C'est important de bien calculer, vous trouvez pas ?

Installation d'une cuve de récupération : étapes et précautions

Installer une cuve de récupération d’eau dans l’Aisne exige une préparation minutieuse, adaptée aux particularités climatiques et géologiques locales. Que l’on choisisse une cuve aérienne ou une citerne enterrée, plusieurs étapes essentielles doivent être scrupuleusement suivies pour assurer l’efficacité et la pérennité du système.

Étude préalable du site

Avant toute installation, une analyse du site est indispensable. Elle comprend :

  • L’évaluation de la toiture : la surface, la pente et le matériau de couverture influencent la quantité d’eau récupérable.
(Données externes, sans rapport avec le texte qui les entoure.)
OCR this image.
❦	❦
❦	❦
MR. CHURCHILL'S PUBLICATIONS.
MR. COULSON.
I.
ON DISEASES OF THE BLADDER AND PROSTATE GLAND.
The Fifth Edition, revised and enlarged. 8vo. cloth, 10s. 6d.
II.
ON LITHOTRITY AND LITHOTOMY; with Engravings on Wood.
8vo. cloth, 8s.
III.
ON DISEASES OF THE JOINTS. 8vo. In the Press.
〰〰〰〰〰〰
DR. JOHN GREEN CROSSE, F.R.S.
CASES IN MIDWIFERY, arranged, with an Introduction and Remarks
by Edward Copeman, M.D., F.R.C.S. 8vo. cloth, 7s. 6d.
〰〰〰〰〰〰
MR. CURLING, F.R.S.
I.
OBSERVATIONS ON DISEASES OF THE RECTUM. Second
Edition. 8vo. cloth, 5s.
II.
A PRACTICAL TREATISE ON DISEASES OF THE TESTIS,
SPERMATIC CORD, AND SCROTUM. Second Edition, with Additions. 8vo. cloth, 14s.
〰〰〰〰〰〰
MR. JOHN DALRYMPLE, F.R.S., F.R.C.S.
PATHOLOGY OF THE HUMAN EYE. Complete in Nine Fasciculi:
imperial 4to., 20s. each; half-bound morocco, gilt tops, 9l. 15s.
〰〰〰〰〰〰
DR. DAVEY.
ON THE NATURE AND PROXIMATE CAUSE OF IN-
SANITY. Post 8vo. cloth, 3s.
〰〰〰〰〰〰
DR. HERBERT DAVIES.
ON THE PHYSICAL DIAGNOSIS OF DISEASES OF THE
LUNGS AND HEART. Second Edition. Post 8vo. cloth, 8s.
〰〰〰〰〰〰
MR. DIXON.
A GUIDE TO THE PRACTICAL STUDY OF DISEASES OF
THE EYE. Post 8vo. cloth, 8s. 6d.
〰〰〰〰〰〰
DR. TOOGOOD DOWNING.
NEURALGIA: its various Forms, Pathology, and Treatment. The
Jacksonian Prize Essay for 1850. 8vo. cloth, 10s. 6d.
Les toitures en ardoise ou en tuiles, courantes dans l’Aisne, sont idéales, tandis que les toitures en fibrociment (interdites pour les bâtiments construits après 1997) peuvent libérer des fibres d’amiante et nécessitent des précautions particulières.
  • L’analyse du sol : pour les citernes enterrées, un sol stable et bien drainé est préférable. Dans les zones argileuses, comme la vallée de l’Aisne, des risques de gonflement ou de tassement doivent être anticipés. À l’inverse, sur les terrains calcaires du Soissonnais, le terrassement peut être plus aisé mais nécessite une étanchéité renforcée.
  • La localisation des réseaux : il est impératif de vérifier l’absence de canalisations (eau, électricité, gaz) ou de fosses septiques à proximité du lieu d’installation. Les services techniques des mairies ou les gestionnaires de réseaux (comme la Communauté d’Agglomération du Saint-Quentinois) fournissent des plans pour éviter les accidents.

Choix des matériaux et des équipements

Le système de récupération se compose de plusieurs éléments, dont le choix impacte la performance et la longévité :

  • Les gouttières et descentes pluviales : elles doivent être dimensionnées pour évacuer les pluies fréquentes, notamment en automne et au printemps. Les matériaux résistants à la corrosion, comme l’aluminium ou le zinc, sont recommandés. Un filtre à feuilles, placé en amont de la cuve, évite l’obstruction des canalisations, particulièrement utile dans les zones boisées comme la forêt de Saint-Gobain.
  • La cuve ou citerne : son matériau (polyéthylène, béton, fibre de verre) doit être adapté au climat. Dans l’Aisne, où les hivers peuvent être froids, les cuves aériennes doivent être résistantes au gel. Pour les citernes enterrées, le béton offre une bonne inertie thermique, limitant les variations de température.
  • Le système de pompage : une pompe immergée ou de surface est nécessaire pour redistribuer l’eau vers les points d’arrosage. Son débit doit être adapté à la pression requise (par exemple, 1,5 bar pour un arrosage goutte-à-goutte). Un surpresseur peut être ajouté pour les installations complexes, comme les jardins en pente de la Thiérache.